La séduction de l’interdit.
Pas tant l’interdit que la société lui impose mais celui qu’il s’est imposé à lui-même.Pourtant sa nature ne tarde jamais à reprendre le dessus.Dans l’une de mes histoires favorites des Yeux a vif (Echo Avenue), un couple découvre qu’en face de chez eux, un nouveau couple s’est installé. Il n’y a pas encore de rideaux aux fenêtres. Ils profitent donc d'une vue privilégiée sur leur intimité. Ils les surprennent en plein jeu sexuel bizarre. Amusés, ils éteignent les lumières pour pouvoir profiter du spectacle en toute discrétion. Mais une fois que le "spectacle" s’achève, le mari panique soudain, pressant sa femme de s’éloigner de la fenêtre. L’excitation du voyeur s’est muée en angoisse d’être observé. Comme si avoir cédé à la transgression les exposait à une forme de tribut.On y trouve aussi une caractéristique des histoires d’Adrian Tomine, qui s’achève souvent sur fin ouverte. Il n’y a pas de résolution. Les personnages se retrouvent face à un choix, une croisée des chemins. Quelle sera leur vie par la suite ? Tomine ne donne jamais de réponse claire. Il laisse des indications qui peuvent induire une discussion. Mais souvent, cette fin ouverte apparaît comme le moment ou Tomine baisse le rideau sur son petit théâtre, rendant leur liberté aux personnages.D’une certaine manière, Tomine capture ses personnages, les exposent à une épreuve, avant de leur rendre la liberté aussi brusquement qu’il les leur a enlevé. Il persiste d’ailleurs une froideur chez Tomine, qui ne semble pas éprouver beaucoup d’empathie pour ses personnages.

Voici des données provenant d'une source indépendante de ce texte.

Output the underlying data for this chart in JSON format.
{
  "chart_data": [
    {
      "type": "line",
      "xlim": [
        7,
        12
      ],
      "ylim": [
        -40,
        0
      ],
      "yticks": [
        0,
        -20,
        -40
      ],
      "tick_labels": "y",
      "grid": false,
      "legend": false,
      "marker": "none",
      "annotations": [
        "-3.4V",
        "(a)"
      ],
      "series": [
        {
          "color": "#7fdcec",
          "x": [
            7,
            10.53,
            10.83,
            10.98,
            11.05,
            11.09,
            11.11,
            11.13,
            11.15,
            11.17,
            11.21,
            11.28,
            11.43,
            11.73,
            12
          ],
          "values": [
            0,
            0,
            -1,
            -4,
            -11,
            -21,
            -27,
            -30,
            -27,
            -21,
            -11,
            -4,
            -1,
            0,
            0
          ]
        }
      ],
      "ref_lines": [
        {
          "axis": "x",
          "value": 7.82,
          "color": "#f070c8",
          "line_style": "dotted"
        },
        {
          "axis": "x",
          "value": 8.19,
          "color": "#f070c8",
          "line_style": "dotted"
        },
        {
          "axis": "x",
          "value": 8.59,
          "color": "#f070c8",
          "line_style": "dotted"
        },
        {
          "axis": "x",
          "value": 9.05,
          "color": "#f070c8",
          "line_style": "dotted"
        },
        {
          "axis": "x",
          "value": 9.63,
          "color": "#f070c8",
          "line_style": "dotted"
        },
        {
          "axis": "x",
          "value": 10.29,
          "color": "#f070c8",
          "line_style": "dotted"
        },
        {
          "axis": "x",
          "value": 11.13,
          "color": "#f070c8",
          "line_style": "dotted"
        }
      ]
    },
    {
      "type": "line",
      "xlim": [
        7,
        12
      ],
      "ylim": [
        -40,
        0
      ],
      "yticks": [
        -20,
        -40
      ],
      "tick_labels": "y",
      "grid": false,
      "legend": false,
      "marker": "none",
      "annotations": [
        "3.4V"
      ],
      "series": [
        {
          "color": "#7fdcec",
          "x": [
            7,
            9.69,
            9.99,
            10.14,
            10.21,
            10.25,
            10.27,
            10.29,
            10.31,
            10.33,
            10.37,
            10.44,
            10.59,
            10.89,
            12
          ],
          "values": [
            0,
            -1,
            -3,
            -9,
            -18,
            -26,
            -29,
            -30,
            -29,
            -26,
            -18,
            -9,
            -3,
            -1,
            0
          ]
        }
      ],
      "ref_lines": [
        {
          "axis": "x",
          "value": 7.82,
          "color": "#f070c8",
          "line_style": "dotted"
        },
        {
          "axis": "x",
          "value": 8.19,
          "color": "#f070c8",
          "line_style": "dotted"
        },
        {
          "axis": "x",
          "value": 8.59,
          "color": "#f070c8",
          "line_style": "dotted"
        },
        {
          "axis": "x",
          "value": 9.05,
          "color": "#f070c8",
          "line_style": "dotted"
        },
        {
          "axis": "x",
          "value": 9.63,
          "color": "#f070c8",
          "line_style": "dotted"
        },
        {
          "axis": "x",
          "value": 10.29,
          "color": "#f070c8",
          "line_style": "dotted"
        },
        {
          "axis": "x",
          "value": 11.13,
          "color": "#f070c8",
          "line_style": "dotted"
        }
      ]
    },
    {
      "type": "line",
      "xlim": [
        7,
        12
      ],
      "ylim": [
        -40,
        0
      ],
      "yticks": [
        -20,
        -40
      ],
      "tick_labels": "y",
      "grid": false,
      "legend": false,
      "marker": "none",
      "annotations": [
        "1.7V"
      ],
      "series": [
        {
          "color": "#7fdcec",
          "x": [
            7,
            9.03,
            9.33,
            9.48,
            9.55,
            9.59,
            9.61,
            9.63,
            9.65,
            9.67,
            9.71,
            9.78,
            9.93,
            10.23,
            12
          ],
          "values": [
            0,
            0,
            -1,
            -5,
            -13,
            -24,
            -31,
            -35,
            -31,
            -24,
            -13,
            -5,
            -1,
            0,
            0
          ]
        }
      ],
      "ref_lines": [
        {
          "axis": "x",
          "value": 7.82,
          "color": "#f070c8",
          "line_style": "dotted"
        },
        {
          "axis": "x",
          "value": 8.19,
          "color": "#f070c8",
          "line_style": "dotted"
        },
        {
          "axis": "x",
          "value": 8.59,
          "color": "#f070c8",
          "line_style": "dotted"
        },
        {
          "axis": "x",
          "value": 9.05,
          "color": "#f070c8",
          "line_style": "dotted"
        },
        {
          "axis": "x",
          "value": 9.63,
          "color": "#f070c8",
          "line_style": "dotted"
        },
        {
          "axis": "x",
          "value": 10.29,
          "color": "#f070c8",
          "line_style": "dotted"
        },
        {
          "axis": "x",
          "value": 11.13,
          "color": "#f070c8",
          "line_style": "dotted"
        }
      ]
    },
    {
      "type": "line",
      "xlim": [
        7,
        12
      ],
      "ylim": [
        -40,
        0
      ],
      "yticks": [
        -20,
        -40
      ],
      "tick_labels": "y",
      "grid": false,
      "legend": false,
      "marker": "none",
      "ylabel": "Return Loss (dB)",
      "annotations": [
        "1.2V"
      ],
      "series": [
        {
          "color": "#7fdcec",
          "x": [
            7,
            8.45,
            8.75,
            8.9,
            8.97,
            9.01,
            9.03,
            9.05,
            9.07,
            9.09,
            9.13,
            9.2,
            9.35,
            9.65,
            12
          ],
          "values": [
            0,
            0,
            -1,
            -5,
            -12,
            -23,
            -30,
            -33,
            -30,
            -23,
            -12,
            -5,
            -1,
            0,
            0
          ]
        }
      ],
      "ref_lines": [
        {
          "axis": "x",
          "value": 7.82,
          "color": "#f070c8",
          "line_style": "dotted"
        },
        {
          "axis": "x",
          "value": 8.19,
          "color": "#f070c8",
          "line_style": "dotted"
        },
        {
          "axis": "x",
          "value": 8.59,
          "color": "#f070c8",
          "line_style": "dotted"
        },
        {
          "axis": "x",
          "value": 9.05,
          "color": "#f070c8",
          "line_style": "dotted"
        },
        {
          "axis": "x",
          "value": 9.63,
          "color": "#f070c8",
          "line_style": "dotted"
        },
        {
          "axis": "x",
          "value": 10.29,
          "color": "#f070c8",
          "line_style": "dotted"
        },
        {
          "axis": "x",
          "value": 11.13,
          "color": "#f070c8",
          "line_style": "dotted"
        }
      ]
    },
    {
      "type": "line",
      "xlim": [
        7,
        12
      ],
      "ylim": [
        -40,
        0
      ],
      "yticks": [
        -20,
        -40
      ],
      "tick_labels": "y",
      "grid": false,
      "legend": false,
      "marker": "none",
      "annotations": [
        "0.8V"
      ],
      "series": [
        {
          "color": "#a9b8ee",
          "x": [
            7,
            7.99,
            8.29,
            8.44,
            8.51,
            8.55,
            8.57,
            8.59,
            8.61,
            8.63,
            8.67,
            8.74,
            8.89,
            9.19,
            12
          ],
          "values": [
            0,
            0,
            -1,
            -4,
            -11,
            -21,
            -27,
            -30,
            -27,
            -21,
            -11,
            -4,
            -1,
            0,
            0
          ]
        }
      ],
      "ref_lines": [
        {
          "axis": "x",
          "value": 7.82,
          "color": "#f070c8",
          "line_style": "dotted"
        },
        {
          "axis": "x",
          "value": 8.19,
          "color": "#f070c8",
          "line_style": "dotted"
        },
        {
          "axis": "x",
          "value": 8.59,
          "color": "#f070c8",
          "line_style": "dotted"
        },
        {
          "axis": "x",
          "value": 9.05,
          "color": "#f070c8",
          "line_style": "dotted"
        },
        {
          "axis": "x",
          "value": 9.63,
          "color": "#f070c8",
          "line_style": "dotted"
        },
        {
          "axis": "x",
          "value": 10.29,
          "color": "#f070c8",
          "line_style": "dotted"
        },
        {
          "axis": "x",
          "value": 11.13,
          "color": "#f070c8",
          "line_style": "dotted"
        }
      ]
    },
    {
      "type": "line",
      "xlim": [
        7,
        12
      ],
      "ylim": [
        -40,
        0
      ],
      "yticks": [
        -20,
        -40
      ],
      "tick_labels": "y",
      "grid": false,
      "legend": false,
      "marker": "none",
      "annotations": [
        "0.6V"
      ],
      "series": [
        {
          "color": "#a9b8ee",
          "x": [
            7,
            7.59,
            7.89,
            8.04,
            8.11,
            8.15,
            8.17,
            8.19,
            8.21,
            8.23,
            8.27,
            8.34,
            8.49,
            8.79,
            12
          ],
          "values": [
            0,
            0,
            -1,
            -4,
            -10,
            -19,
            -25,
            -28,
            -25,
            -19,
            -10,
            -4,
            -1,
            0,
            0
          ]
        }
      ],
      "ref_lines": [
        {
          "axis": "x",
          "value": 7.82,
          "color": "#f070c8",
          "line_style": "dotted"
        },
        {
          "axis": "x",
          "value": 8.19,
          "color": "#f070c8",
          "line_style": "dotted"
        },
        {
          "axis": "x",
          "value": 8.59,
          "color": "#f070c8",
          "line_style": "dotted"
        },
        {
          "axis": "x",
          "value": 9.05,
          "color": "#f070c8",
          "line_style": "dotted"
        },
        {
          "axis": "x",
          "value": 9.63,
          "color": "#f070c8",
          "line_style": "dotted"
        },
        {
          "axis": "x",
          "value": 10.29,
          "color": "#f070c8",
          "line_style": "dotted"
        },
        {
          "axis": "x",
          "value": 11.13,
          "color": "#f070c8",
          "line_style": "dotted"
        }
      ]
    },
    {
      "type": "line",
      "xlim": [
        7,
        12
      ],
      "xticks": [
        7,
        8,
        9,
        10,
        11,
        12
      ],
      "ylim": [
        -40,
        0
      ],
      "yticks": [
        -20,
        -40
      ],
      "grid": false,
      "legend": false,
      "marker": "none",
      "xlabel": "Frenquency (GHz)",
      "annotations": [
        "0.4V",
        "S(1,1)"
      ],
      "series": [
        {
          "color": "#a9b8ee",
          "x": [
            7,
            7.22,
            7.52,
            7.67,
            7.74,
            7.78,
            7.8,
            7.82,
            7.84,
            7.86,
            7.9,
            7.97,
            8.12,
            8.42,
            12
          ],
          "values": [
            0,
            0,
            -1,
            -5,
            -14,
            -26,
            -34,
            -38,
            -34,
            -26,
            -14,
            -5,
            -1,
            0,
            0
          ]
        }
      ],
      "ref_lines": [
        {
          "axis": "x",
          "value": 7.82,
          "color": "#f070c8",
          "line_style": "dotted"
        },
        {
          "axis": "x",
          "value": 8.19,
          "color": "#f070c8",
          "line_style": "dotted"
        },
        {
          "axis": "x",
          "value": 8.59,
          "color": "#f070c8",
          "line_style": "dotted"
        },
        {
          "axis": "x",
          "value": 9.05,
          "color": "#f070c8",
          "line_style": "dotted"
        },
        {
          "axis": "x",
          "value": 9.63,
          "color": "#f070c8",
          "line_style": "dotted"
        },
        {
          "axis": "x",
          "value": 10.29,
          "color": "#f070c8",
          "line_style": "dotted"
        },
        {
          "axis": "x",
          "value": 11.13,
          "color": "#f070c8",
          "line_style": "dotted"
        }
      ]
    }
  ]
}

Il ne les juge pas, ne les plaint pas.
Il les observe.
Et nous invite à observer avec lui.
Qu’essaye de nous dire Adrian Tomine ?
Essaye-t-il de nous dire quelque chose ?
Se contente-t-il d’observer ?Dans Escapade Hawaïenne (issu de Blonde Platine), il laisse Hillary Chan qui attend si l’homme qu’elle vient de rencontrer la rejoindra ou non. Dans Killing and Dying, il abandonne un père et sa fille au moment ou plus aucun mensonge n’est possible, mais qu’ils ne semblent pourtant pas prêts à cesser de se mentir pour maintenir je ne sais quelle illusion. Dans Echo Ave, il abandonne ce couple de voyeurs à une brusque montée d’angoisse…Rien ne se résout jamais chez Tomine. Cette constante se maintient depuis les premiers récits. L’évolution ce fait par contre dans la forme. Des premiers récits très courts et parfois marqués par une ambiance irréelle, au style graphique assez uniforme, Tomine a évolué vers des récits plus longs et expérimentant de plus en plus dans la forme.
Escapade Hawaïenne, extrait de Blonde Platine
Les quatre récits composant Blonde Platine sont tous assez semblables dans leur structure et leur graphisme, très classiques.
Translated, From the Japanese
Par contre, Tomine se fait très subtile dans sa narration, distillant de petits détails plus révélateurs qu’il ne paraissent de prime abord.
Killing and Dying
Beaucoup de subtilité chez Adrian Tomine, qui en fait un auteur vraiment intéressant.